Post by Alan Sailer » Sun Feb 02, 2020 10:56 pm

Mark,

I really value your input and once again do understand that others have made a successful neutron production attempt using the precipitator supply.
They are a GREAT bargain compared to other options. I also understand that you want to have a "fusion for the masses" approach to the hobby.
Which I agree with. Everyone should not have to repeat the heroic efforts of past pioneers.

But every story has two sides. I gather that others have had issues with the precipitator supplies. True?

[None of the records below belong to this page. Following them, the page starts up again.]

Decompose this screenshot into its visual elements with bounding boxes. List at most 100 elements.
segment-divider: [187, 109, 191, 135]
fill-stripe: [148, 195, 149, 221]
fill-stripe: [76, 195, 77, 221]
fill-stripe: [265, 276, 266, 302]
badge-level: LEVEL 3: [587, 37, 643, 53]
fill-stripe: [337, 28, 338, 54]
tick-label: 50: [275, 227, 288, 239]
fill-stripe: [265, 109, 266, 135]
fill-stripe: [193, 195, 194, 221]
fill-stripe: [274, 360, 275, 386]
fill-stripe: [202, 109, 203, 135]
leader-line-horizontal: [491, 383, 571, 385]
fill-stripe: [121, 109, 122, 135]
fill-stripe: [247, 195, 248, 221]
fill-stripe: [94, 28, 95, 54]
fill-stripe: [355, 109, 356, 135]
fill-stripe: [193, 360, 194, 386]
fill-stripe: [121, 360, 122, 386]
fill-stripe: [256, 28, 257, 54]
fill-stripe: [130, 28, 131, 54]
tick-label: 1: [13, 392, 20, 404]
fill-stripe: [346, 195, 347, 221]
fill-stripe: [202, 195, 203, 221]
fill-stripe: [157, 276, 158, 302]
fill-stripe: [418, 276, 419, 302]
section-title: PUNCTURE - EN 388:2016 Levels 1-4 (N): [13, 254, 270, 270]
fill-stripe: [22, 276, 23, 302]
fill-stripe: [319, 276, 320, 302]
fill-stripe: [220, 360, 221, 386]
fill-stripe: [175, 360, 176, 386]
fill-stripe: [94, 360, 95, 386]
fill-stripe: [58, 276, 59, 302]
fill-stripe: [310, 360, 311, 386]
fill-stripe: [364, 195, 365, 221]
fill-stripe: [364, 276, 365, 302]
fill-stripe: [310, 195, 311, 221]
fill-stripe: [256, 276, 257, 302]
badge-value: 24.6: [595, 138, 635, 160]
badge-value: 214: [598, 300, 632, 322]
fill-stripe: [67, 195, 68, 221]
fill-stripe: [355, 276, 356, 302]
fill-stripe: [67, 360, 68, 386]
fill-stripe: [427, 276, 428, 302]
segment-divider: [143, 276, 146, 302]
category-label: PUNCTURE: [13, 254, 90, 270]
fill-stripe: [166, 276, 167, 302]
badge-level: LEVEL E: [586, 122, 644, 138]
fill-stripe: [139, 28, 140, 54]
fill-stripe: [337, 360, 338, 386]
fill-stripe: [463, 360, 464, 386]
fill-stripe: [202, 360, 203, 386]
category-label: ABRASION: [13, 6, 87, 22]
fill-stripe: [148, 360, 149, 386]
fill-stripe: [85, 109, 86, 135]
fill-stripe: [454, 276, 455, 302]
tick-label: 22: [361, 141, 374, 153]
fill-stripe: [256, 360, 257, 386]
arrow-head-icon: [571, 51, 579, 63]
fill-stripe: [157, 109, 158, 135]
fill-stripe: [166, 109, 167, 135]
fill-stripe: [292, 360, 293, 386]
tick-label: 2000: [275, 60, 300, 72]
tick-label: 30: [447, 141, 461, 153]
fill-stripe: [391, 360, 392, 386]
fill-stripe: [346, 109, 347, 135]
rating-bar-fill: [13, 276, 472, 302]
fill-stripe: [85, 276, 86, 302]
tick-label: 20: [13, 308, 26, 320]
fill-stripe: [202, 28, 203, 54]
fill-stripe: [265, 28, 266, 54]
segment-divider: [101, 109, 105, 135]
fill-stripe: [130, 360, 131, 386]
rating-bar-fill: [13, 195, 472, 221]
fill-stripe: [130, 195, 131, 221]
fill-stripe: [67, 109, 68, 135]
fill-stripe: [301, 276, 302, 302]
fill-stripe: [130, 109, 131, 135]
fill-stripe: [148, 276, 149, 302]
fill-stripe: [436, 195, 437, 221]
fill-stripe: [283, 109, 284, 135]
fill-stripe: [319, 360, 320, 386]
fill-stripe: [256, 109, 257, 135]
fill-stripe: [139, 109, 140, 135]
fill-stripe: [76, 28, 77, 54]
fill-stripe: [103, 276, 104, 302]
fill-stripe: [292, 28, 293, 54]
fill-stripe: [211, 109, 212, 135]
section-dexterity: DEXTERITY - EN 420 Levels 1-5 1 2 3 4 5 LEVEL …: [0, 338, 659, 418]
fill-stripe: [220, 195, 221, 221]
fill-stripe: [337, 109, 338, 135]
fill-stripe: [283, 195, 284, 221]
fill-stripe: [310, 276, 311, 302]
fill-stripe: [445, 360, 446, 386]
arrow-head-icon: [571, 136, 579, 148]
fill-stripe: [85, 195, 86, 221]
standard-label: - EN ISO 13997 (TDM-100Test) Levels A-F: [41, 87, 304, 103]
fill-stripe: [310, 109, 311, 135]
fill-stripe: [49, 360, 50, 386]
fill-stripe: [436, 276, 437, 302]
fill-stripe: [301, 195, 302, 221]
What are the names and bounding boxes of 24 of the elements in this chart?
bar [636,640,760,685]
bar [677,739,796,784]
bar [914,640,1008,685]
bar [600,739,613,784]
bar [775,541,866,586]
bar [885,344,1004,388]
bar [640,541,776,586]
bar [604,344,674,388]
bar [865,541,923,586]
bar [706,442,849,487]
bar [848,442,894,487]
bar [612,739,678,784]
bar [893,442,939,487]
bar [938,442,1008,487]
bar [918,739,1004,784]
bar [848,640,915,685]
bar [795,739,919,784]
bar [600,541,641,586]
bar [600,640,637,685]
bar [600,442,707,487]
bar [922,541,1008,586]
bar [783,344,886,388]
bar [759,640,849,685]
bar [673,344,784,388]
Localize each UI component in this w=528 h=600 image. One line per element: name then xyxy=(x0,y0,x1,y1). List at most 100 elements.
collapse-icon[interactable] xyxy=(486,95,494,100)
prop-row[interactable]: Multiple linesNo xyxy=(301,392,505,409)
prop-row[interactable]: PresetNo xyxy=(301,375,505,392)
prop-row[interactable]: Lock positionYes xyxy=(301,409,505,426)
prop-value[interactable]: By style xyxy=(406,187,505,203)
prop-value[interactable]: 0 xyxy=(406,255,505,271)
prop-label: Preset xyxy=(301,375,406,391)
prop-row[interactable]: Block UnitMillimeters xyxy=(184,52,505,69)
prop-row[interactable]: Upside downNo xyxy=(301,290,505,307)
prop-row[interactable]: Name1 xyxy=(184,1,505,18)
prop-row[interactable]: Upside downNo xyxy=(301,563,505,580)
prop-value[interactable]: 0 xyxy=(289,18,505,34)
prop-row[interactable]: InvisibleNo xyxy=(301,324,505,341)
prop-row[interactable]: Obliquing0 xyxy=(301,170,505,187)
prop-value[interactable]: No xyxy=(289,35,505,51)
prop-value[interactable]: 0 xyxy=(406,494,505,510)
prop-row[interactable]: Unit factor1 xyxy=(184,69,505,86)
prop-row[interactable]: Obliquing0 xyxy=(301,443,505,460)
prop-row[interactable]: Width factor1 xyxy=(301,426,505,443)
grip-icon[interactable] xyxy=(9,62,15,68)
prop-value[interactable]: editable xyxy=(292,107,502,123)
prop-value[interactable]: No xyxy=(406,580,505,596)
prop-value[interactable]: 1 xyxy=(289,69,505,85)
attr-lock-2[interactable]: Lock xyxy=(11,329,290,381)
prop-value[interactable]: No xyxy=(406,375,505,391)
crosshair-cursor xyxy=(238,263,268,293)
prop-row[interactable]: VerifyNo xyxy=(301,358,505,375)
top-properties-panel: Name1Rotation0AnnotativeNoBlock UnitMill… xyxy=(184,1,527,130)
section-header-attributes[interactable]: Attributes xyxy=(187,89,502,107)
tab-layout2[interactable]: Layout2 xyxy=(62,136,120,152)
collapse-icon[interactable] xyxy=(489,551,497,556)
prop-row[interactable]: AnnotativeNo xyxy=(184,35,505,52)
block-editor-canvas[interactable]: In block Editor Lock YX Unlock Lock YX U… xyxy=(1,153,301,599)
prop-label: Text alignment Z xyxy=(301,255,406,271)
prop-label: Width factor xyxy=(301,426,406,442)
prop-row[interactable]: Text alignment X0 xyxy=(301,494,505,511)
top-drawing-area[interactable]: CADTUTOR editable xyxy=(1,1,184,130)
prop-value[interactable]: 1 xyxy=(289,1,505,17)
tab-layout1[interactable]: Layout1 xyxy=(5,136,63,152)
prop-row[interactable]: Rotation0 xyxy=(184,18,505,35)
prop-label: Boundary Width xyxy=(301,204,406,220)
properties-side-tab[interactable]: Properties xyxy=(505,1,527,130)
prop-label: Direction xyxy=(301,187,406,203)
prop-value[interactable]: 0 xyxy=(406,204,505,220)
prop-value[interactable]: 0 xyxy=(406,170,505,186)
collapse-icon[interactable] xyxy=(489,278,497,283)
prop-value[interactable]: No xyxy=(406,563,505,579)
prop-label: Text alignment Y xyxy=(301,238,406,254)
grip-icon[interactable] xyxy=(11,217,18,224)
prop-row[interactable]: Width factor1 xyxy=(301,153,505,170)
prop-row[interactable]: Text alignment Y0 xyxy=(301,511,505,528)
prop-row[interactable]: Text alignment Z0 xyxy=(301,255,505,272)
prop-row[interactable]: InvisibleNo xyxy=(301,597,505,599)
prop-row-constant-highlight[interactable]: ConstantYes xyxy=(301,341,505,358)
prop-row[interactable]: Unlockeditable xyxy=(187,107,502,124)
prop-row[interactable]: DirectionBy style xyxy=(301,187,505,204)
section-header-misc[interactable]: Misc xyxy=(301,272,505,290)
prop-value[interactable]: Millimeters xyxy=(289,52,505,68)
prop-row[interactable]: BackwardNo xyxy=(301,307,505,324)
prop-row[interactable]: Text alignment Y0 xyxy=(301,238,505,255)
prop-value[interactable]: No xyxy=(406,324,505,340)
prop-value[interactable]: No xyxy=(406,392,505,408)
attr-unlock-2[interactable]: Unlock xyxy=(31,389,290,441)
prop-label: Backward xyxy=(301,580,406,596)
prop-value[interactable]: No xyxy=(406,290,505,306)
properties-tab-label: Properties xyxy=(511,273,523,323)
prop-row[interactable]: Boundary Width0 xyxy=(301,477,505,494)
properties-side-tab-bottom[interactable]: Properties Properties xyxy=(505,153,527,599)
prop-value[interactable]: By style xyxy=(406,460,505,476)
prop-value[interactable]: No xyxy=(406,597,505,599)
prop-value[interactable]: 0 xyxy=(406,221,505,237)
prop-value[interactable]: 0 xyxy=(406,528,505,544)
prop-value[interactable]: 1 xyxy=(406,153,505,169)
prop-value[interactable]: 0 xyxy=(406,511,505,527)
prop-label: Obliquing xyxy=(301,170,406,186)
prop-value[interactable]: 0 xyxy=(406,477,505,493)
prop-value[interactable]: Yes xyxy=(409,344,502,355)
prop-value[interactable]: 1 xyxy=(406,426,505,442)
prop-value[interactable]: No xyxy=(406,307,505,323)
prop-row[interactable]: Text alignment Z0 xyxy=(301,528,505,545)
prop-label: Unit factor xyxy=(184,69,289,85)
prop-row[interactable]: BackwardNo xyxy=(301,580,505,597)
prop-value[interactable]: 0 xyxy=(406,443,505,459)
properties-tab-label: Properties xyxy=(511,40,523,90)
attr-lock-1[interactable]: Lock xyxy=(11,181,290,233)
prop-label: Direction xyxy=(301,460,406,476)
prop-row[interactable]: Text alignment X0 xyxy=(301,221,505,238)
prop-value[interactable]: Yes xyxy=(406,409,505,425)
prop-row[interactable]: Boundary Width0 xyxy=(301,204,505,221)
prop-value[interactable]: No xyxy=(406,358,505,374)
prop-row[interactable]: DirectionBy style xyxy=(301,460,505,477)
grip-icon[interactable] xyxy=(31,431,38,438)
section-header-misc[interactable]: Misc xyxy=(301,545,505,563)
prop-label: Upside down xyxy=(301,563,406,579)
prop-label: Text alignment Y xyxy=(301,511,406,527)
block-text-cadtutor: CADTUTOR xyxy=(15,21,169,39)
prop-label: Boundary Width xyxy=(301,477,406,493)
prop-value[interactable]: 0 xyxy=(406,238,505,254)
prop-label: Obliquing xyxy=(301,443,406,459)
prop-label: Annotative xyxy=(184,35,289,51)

I now have three dead units. In a lifetime of working with electronics this is a first.* I can either blame the supplies or myself. Rather selfishly I blame
the supplies. I, unfortunately, am another data point. Data points that support a hypothesis are just as valid as those that don't.

The other issue is neutron detection. Before I "magically" killed supply number three I was in the sweet spot for neutron production 28kV, 30microns 3 mA.
If my tube was any closer to the grid it would be inside the vacuum chamber. Nothing, nada, nil, no neutrons. Which makes the most likely problem the detector.

More parts, more money more time.

As far as giving up it's a very good option. I have money to throw at the problem and some talents with construction and problem solving. I do hate giving up.
But the issue is motivation. Honestly at this point when I think about working on my fusor I am filled with dread not anticipation. It is NO fun anymore. I hate
breaking stuff. I hate breaking stuff for no apparent reason even more.

I am taking time off to let the issue settle into a stable state.

Thanks again for all your help.

Cheers.

* Normally when I destroy a circuit I learn something from that. With these supplies all I have destroyed three and learned (almost) nothing.